The expansion of the Community Health Aide Program (CHAP) to the lower 48 states is one approach toward helping our communities achieve optimal oral health. CHAP is a multidisciplinary system of mid-level behavioral, community and dental health professionals that work alongside licensed providers to offer patients increased access to quality care. 

Under the CHAP, tribes’ Indian Health Services facilities have the opportunity to add new mid-level dental providers such as Dental Health Aide Therapists (or Dental Therapists) to the dental team. Under their scope of work, DHATs can fill cavities, place temporary crowns, and perform uncomplicated tooth extractions while dentists tend to more complex, revenue-generating procedures. Dental Therapy has been gaining momentum across the country to provide preventive and routine restorative care to geographically isolated and underserved tribal communities.
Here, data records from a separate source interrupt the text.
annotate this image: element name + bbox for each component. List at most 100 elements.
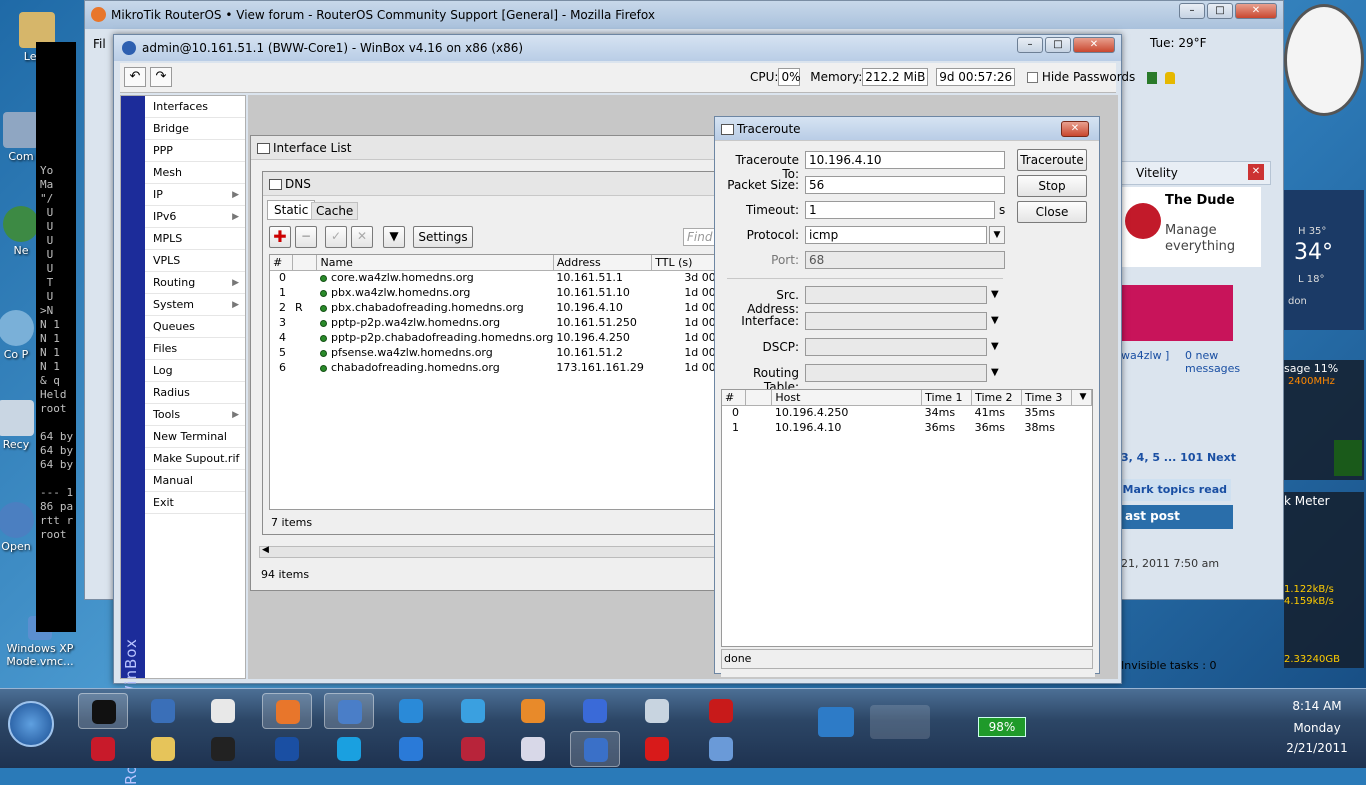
protocol-select[interactable]: icmp <box>805 226 987 244</box>
port-input[interactable]: 68 <box>805 251 1005 269</box>
dscp-dropdown-icon[interactable]: ▼ <box>991 341 999 352</box>
tab-cache[interactable]: Cache <box>311 202 359 220</box>
src-address-input[interactable] <box>805 286 987 304</box>
src-address-dropdown-icon[interactable]: ▼ <box>991 289 999 300</box>
taskbar-button[interactable] <box>696 731 746 767</box>
column-header-num[interactable]: # <box>722 390 747 406</box>
menu-item-tools[interactable]: Tools ▶ <box>145 404 245 426</box>
menu-item-routing[interactable]: Routing ▶ <box>145 272 245 294</box>
close-button[interactable]: Close <box>1017 201 1087 223</box>
close-button[interactable]: ✕ <box>1073 37 1115 53</box>
close-tab-icon[interactable]: ✕ <box>1248 164 1264 180</box>
table-row[interactable]: 1 pbx.wa4zlw.homedns.org 10.161.51.10 1d 00… <box>270 285 720 300</box>
column-header-flag[interactable] <box>745 390 773 406</box>
taskbar-button[interactable] <box>138 731 188 767</box>
taskbar-button[interactable] <box>386 731 436 767</box>
cpu-gadget[interactable]: sage 11% 2400MHz <box>1284 360 1364 480</box>
weather-gadget[interactable]: H 35° 34° L 18° don <box>1284 190 1364 330</box>
table-row[interactable]: 3 pptp-p2p.wa4zlw.homedns.org 10.161.51.25… <box>270 315 720 330</box>
taskbar-button[interactable] <box>262 731 312 767</box>
taskbar-button[interactable] <box>570 693 620 729</box>
new-messages-link[interactable]: 0 new messages <box>1185 349 1275 375</box>
dude-ad[interactable]: The Dude Manage everything <box>1121 187 1261 267</box>
table-row[interactable]: 6 chabadofreading.homedns.org 173.161.161.… <box>270 360 720 375</box>
taskbar-button[interactable] <box>632 731 682 767</box>
network-meter-gadget[interactable]: k Meter 1.122kB/s 4.159kB/s 2.33240GB <box>1284 492 1364 668</box>
interface-input[interactable] <box>805 312 987 330</box>
taskbar-button[interactable] <box>508 693 558 729</box>
timeout-input[interactable]: 1 <box>805 201 995 219</box>
taskbar-button[interactable] <box>78 693 128 729</box>
clock-gadget[interactable] <box>1284 0 1366 120</box>
add-button[interactable]: ✚ <box>269 226 291 248</box>
menu-item-files[interactable]: Files <box>145 338 245 360</box>
start-button[interactable] <box>8 701 54 747</box>
stop-button[interactable]: Stop <box>1017 175 1087 197</box>
taskbar-button[interactable] <box>78 731 128 767</box>
menu-item-radius[interactable]: Radius <box>145 382 245 404</box>
protocol-dropdown-button[interactable]: ▼ <box>989 226 1005 244</box>
column-header-address[interactable]: Address <box>553 255 653 271</box>
taskbar-button[interactable] <box>386 693 436 729</box>
dns-window[interactable]: DNS Static Cache ✚ − ✓ ✕ ▼ Settings Find… <box>262 171 723 535</box>
signal-strength-icon[interactable] <box>870 705 930 739</box>
column-menu-button[interactable]: ▼ <box>1071 390 1092 406</box>
taskbar-button[interactable] <box>198 731 248 767</box>
menu-item-bridge[interactable]: Bridge <box>145 118 245 140</box>
column-header-time3[interactable]: Time 3 <box>1021 390 1072 406</box>
battery-indicator[interactable]: 98% <box>978 717 1026 737</box>
redo-button[interactable]: ↷ <box>150 67 172 87</box>
taskbar-button[interactable] <box>138 693 188 729</box>
menu-item-new-terminal[interactable]: New Terminal <box>145 426 245 448</box>
maximize-button[interactable]: □ <box>1045 37 1071 53</box>
minimize-button[interactable]: – <box>1179 3 1205 19</box>
table-row[interactable]: 0 10.196.4.250 34ms 41ms 35ms <box>722 405 1092 420</box>
clock-time[interactable]: 8:14 AM <box>1272 699 1362 713</box>
menu-item-queues[interactable]: Queues <box>145 316 245 338</box>
menu-item-log[interactable]: Log <box>145 360 245 382</box>
taskbar-button[interactable] <box>632 693 682 729</box>
column-header-time2[interactable]: Time 2 <box>971 390 1023 406</box>
taskbar-button[interactable] <box>324 693 374 729</box>
menu-item-exit[interactable]: Exit <box>145 492 245 514</box>
traceroute-to-input[interactable]: 10.196.4.10 <box>805 151 1005 169</box>
menu-item-manual[interactable]: Manual <box>145 470 245 492</box>
column-header-time1[interactable]: Time 1 <box>921 390 973 406</box>
traceroute-button[interactable]: Traceroute <box>1017 149 1087 171</box>
close-icon[interactable]: ✕ <box>1061 121 1089 137</box>
table-row[interactable]: 5 pfsense.wa4zlw.homedns.org 10.161.51.2 1d… <box>270 345 720 360</box>
column-header-name[interactable]: Name <box>316 255 554 271</box>
remove-button[interactable]: − <box>295 226 317 248</box>
menu-item-ppp[interactable]: PPP <box>145 140 245 162</box>
column-header-flag[interactable] <box>292 255 318 271</box>
column-header-ttl[interactable]: TTL (s) <box>651 255 720 271</box>
tab-static[interactable]: Static <box>267 200 316 220</box>
interface-dropdown-icon[interactable]: ▼ <box>991 315 999 326</box>
taskbar-button[interactable] <box>508 731 558 767</box>
taskbar-button[interactable] <box>570 731 620 767</box>
menu-item-vpls[interactable]: VPLS <box>145 250 245 272</box>
menu-item-system[interactable]: System ▶ <box>145 294 245 316</box>
enable-button[interactable]: ✓ <box>325 226 347 248</box>
maximize-button[interactable]: □ <box>1207 3 1233 19</box>
mark-topics-read-link[interactable]: Mark topics read <box>1121 479 1231 501</box>
pagination[interactable]: 3, 4, 5 ... 101 Next <box>1121 451 1236 464</box>
firefox-tab-vitelity[interactable]: Vitelity ✕ <box>1121 161 1271 185</box>
settings-button[interactable]: Settings <box>413 226 473 248</box>
filter-button[interactable]: ▼ <box>383 226 405 248</box>
undo-button[interactable]: ↶ <box>124 67 146 87</box>
table-row[interactable]: 1 10.196.4.10 36ms 36ms 38ms <box>722 420 1092 435</box>
taskbar-button[interactable] <box>198 693 248 729</box>
firefox-menu-file[interactable]: Fil <box>93 37 106 51</box>
taskbar-button[interactable] <box>448 693 498 729</box>
network-tray-icon[interactable] <box>818 707 854 737</box>
menu-item-mesh[interactable]: Mesh <box>145 162 245 184</box>
column-header-num[interactable]: # <box>270 255 293 271</box>
table-row[interactable]: 2 Rpbx.chabadofreading.homedns.org 10.196.… <box>270 300 720 315</box>
horizontal-scrollbar[interactable]: ◀ <box>259 545 719 558</box>
minimize-button[interactable]: – <box>1017 37 1043 53</box>
menu-item-ipv6[interactable]: IPv6 ▶ <box>145 206 245 228</box>
menu-item-ip[interactable]: IP ▶ <box>145 184 245 206</box>
disable-button[interactable]: ✕ <box>351 226 373 248</box>
taskbar-button[interactable] <box>262 693 312 729</box>
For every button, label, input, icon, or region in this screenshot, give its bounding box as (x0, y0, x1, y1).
In addition, 638 tribally operated programs have been utilizing innovative approaches to address oral health disparities. They include training Community Health Representatives (CHR) to be Community Dental Health Coordinators (CDHC) and training dental assistants to conduct basic dental cleanings. CDHCs provide community-based prevention, care coordination, and patient navigation to link services to individuals who do not typically receive dental care in underserved rural, urban, and native AI/AN communities. Thus, culturally relevant, community-based oral health programs can serve as the pillars of a thriving, healthy community. 

The need for oral health education that emphasizes the importance of baby teeth as a precursor for permanent teeth is paramount. Unfortunately, the perception that baby teeth are not important continues to be a gap that we must close. Healthy baby teeth are important and contribute to a child’s ability to learn, speak, socialize, and eat nutritious foods. 

On a national level, the Native American Response team (NART) was created within the Oral Health Progress and Equity Network (OPEN) to support tribal communities and organizations by sharing resources, information and best practices on systems-change efforts. Recently, NART merged with the Native Oral Health Network (NOHN) to further expand our networks and work to help improve oral health. 

The IHS survey offered a snapshot of where AI/AN children’s experience with dental disease stands today. With ongoing collaboration and creative, culturally applicable solutions, we can continue building on past progress to place all children on a path of good oral health from their earliest years.